還好,正當他表面淡定,實則絞盡腦汁地想,應該怎麼說才不會露餡的時候,前廳門外傳來一陣騷亂。
高銀博皺眉:“怎麼回事?那群記者還想上天了?小铮铮你等我一下,我馬上就回來。”
黎铮也跟在後面過去看了兩眼,下意識以為是溫家請的人來砸場子鬧事了,他一直都覺得溫家人不會這麼輕而易舉地放過他和溫逐,尤其是他。

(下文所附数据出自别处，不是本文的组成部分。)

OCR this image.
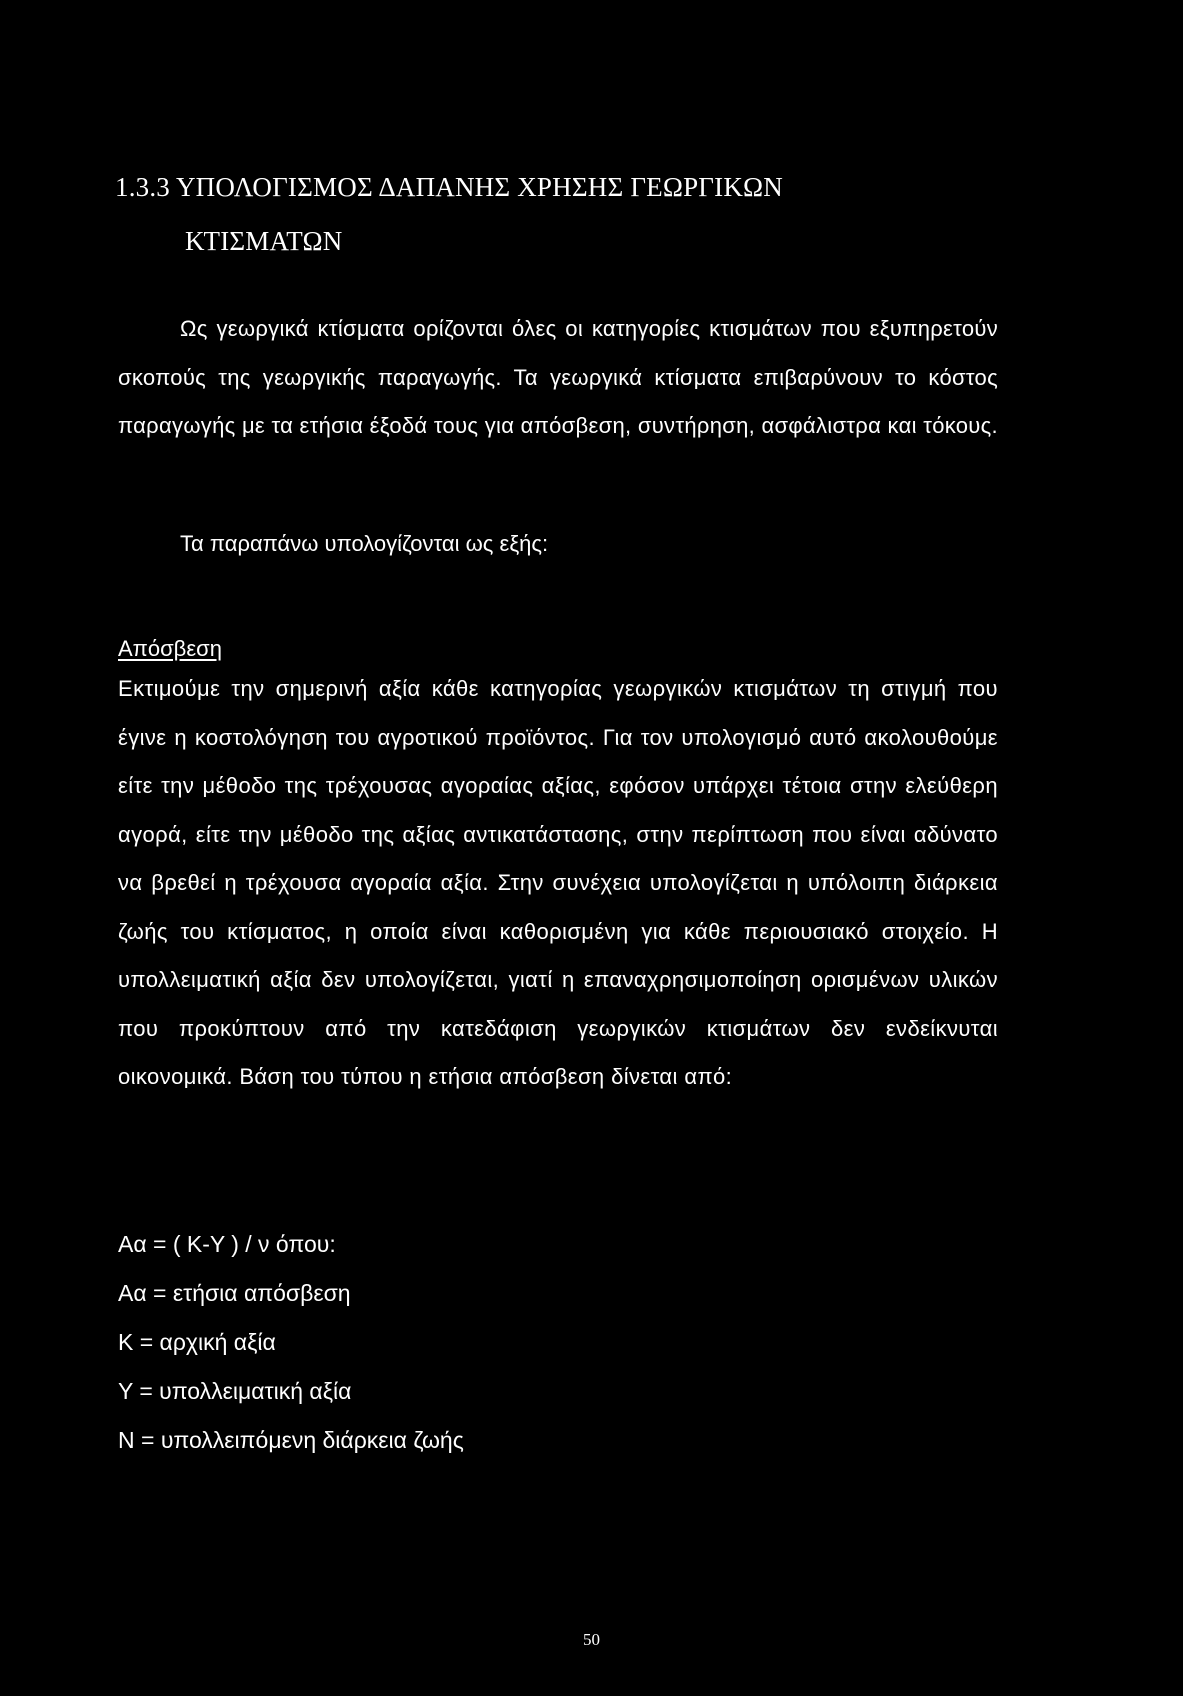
1.3.3 ΥΠΟΛΟΓΙΣΜΟΣ ΔΑΠΑΝΗΣ ΧΡΗΣΗΣ ΓΕΩΡΓΙΚΩΝ
ΚΤΙΣΜΑΤΩΝ

Ως γεωργικά κτίσματα ορίζονται όλες οι κατηγορίες κτισμάτων που εξυπηρετούν σκοπούς της γεωργικής παραγωγής. Τα γεωργικά κτίσματα επιβαρύνουν το κόστος παραγωγής με τα ετήσια έξοδά τους για απόσβεση, συντήρηση, ασφάλιστρα και τόκους.

Τα παραπάνω υπολογίζονται ως εξής:

Απόσβεση

Εκτιμούμε την σημερινή αξία κάθε κατηγορίας γεωργικών κτισμάτων τη στιγμή που έγινε η κοστολόγηση του αγροτικού προϊόντος. Για τον υπολογισμό αυτό ακολουθούμε είτε την μέθοδο της τρέχουσας αγοραίας αξίας, εφόσον υπάρχει τέτοια στην ελεύθερη αγορά, είτε την μέθοδο της αξίας αντικατάστασης, στην περίπτωση που είναι αδύνατο να βρεθεί η τρέχουσα αγοραία αξία. Στην συνέχεια υπολογίζεται η υπόλοιπη διάρκεια ζωής του κτίσματος, η οποία είναι καθορισμένη για κάθε περιουσιακό στοιχείο. Η υπολλειματική αξία δεν υπολογίζεται, γιατί η επαναχρησιμοποίηση ορισμένων υλικών που προκύπτουν από την κατεδάφιση γεωργικών κτισμάτων δεν ενδείκνυται οικονομικά. Βάση του τύπου η ετήσια απόσβεση δίνεται από:

Αα = ( Κ-Υ ) / ν όπου:
Αα = ετήσια απόσβεση
Κ = αρχική αξία
Υ = υπολλειματική αξία
Ν = υπολλειπόμενη διάρκεια ζωής
50
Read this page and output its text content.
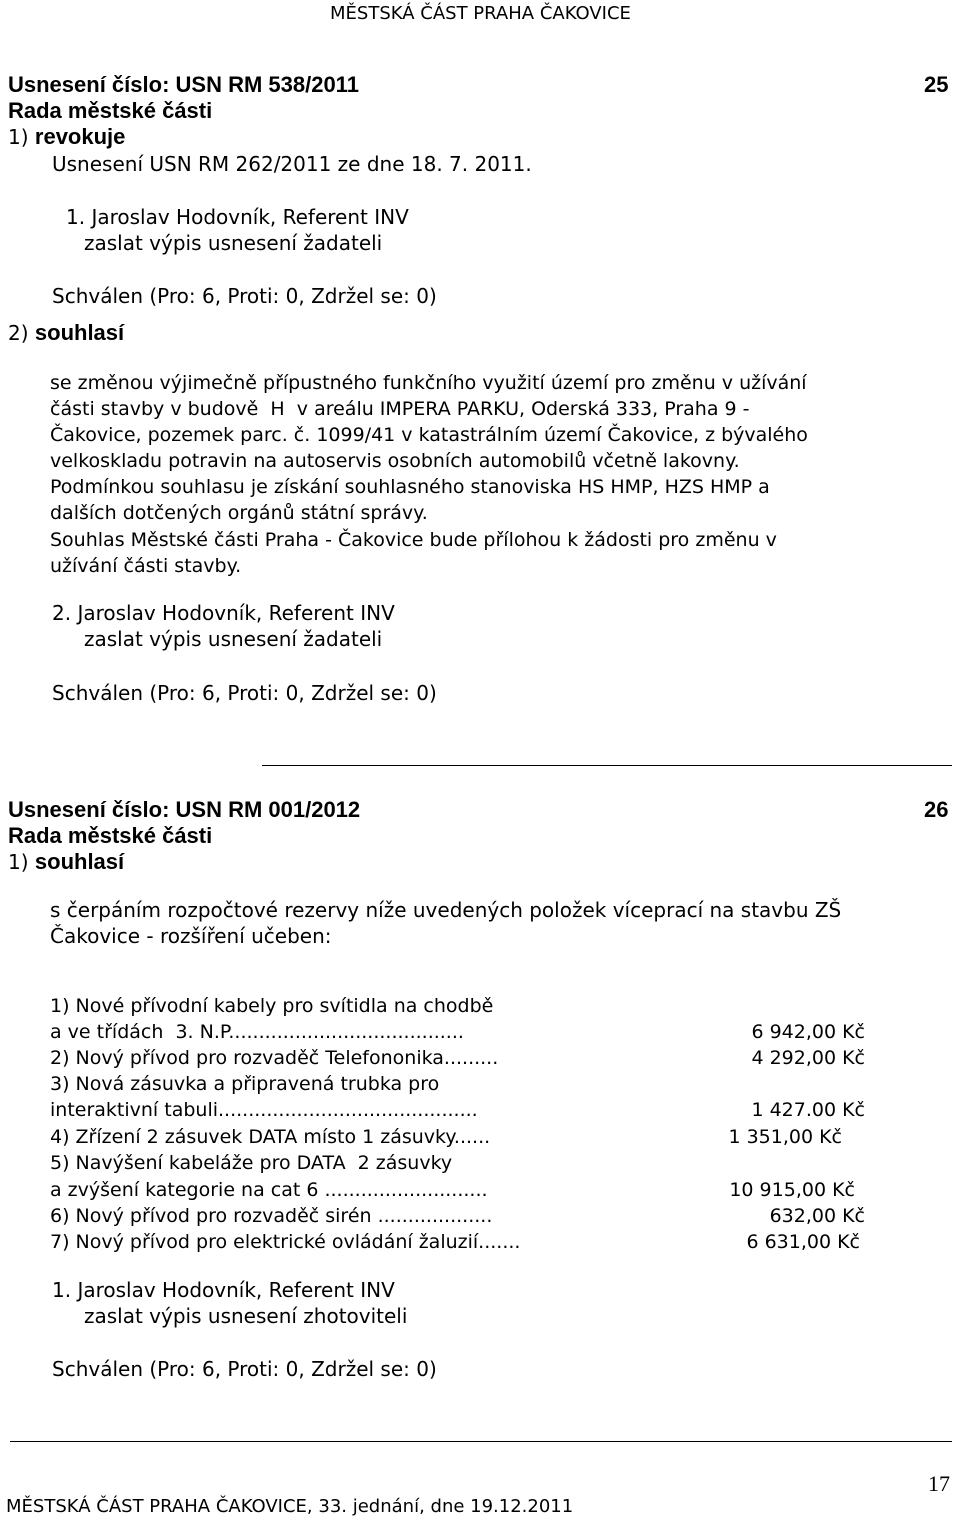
MĚSTSKÁ ČÁST PRAHA ČAKOVICE
Usnesení číslo: USN RM 538/2011	25
Rada městské části
1) revokuje
Usnesení USN RM 262/2011 ze dne 18. 7. 2011.
1. Jaroslav Hodovník, Referent INV
zaslat výpis usnesení žadateli
Schválen (Pro: 6, Proti: 0, Zdržel se: 0)
2) souhlasí
se změnou výjimečně přípustného funkčního využití území pro změnu v užívání
části stavby v budově  H  v areálu IMPERA PARKU, Oderská 333, Praha 9 -
Čakovice, pozemek parc. č. 1099/41 v katastrálním území Čakovice, z bývalého
velkoskladu potravin na autoservis osobních automobilů včetně lakovny.
Podmínkou souhlasu je získání souhlasného stanoviska HS HMP, HZS HMP a
dalších dotčených orgánů státní správy.
Souhlas Městské části Praha - Čakovice bude přílohou k žádosti pro změnu v
užívání části stavby.
2. Jaroslav Hodovník, Referent INV
zaslat výpis usnesení žadateli
Schválen (Pro: 6, Proti: 0, Zdržel se: 0)
Usnesení číslo: USN RM 001/2012	26
Rada městské části
1) souhlasí
s čerpáním rozpočtové rezervy níže uvedených položek víceprací na stavbu ZŠ
Čakovice - rozšíření učeben:
1) Nové přívodní kabely pro svítidla na chodbě
a ve třídách  3. N.P.......................................	6 942,00 Kč
2) Nový přívod pro rozvaděč Telefononika.........	4 292,00 Kč
3) Nová zásuvka a připravená trubka pro
interaktivní tabuli...........................................	1 427.00 Kč
4) Zřízení 2 zásuvek DATA místo 1 zásuvky......	1 351,00 Kč
5) Navýšení kabeláže pro DATA  2 zásuvky
a zvýšení kategorie na cat 6 ...........................	10 915,00 Kč
6) Nový přívod pro rozvaděč sirén ...................	632,00 Kč
7) Nový přívod pro elektrické ovládání žaluzií.......	6 631,00 Kč
1. Jaroslav Hodovník, Referent INV
zaslat výpis usnesení zhotoviteli
Schválen (Pro: 6, Proti: 0, Zdržel se: 0)
17
MĚSTSKÁ ČÁST PRAHA ČAKOVICE, 33. jednání, dne 19.12.2011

沒有想到,他在一群保安的身影裡,看到了一個熟悉的人。
居然是井承。
這酷哥似乎是喝醉了,大吵大嚷着想要進來,但是保安攔着他不讓他進來。
徐之越領着打飽嗝的林煙夏和溫羽焱出現,湊在黎铮身邊:“是老闆的吩咐,不讓他進來鬧事。”
“……”黎铮看着原本應該優雅的造型師,現在是完全不顧形象了,和那副酷哥的樣子大相徑庭,不知道為什麼,心裡并不舒服。
如果溫逐一開始就選擇井承幫忙演戲,一定比他要合适,畢竟井承對溫逐是真心的,這點就連傻子都能看得出來。
争執間,保安開始推搡井承,高銀博在一邊勸了兩句,但是井承似乎并不領情,還猛地推開高銀博,指着高銀博的鼻子高聲嚷嚷,黎铮在裡面聽不太清楚,隻是看高銀博的臉色不太好,應該不是什麼好話。
衆人推搡着,本來就重心不穩的井承,不出意外地摔倒在地,黎铮邁出兩步,被徐之越拉住:“你幹嘛去?”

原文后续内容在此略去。